Essentially free online Cliffnotes. There are other sites too, Sparknotes is just the most popular. Cliffnotes might be free online now, but I don't think they used to be, while Sparknotes has always been free.
Back in my high school days, I liked to use the combination of Pink Monkey, Cliff Notes, and Spark Notes. I think there were only 2 books I didn't actually or fully read the book and tried to use notes-A Separate Peace and Tale of Two Cities. Both got me C's- 1 was a test and one was a project. Tale of Two Cities was worth it to not read the book.
If you are in HS then the answer is yes. You can easily pass the test without touching the book. How do you already have a test though? when does school start these days?
I did it sophomore, junior, and senior year of high school. The first two years, I got high A's. The senior year, my teacher was pretty tough, and I got B's. These were AP English classes, and I still got my college credit...

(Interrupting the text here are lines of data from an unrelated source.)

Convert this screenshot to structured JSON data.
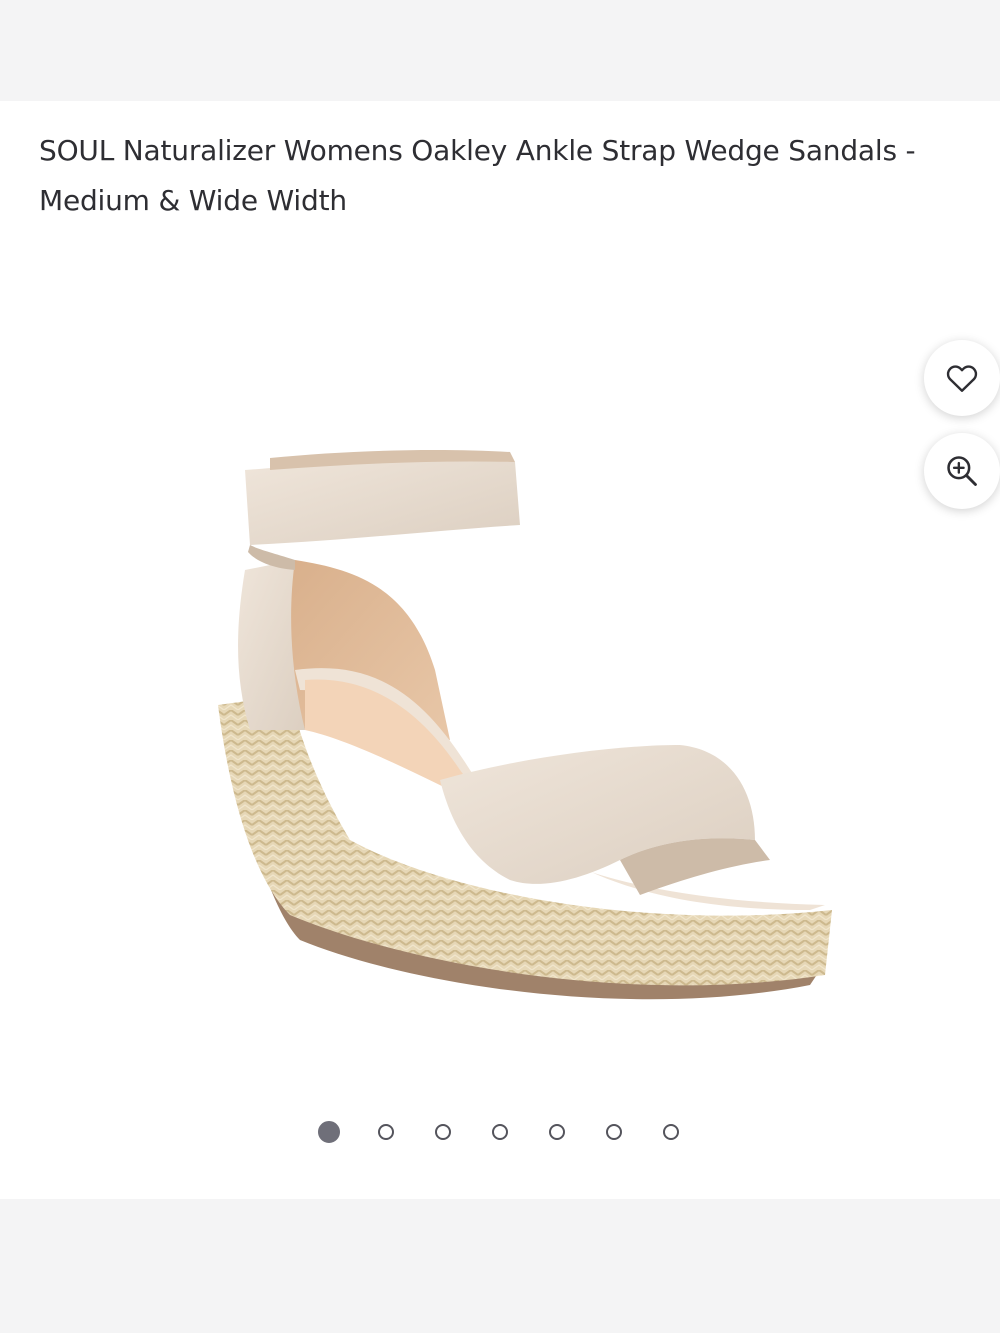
{
  "product": {
    "title": "SOUL Naturalizer Womens Oakley Ankle Strap Wedge Sandals - Medium & Wide Width",
    "image_alt": "SOUL Naturalizer Womens Oakley Ankle Strap Wedge Sandals"
  },
  "actions": {
    "wishlist_icon": "heart-icon",
    "zoom_icon": "zoom-in-icon"
  },
  "carousel": {
    "total_images": 7,
    "active_index": 0,
    "active_color": "#6f6f79",
    "inactive_border_color": "#54545c"
  }
}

I don't think I read a single book in high school, I only read sparknotes and I was in Honors/AP English all 4 years
I was wondering the same thing. I'm so thankful for Cliff's Notes, though. Saved my lazy butt a million times in high school AND in college. Then again I'm a good enough writer that I can BS most anything well enough if I'm remotely familiar with the work itself. To OP: yes, they can help, but it really depends entirely on your writing and BS-ing ability.
Yes, this is very true. To an extent, also, like others have said, it depends on the teacher and what types of questions he or she is asking.
At least skim the book so you can get a feel for what it looks like, how the characters act and the author writes. The notes are useful as a general road map, and may help you pass some easier multiple choice tests, but I wouldn't make a habit of it in the future. They're supposed to be a supplement and not a substitute... like to understand some of the more strangely written stuff.
No kid in high school read books anymore, everyone reads sparknotes as a substitute, and 90% of college kids do the same.
I think Ricky "Wild Thing" Vaughn and Willie Mays Hayes read those books and it helped them score the girl and win the pennant. So... recommend. Seriously though, why dont you just read the book. It'll only take a few hours.
Reading the book helps me more considering some of the books have motifs or themes that can't really be understood or explained if you haven't actually read the book. A combination of both resources the book and SparkNotes ensures that you have the right information and you can the SparkNotes info to the text that you have already read, which is huge in essays... ... That and I suck at BSing.
Sparknotes has an entire section for each book named "motifs and themes" But I am a great BSer, so it always worked well. Except for a British Lit class I took in college, the teacher chose a bunch of obscure 14th-18th century works that did not even have wikipedia articles on them.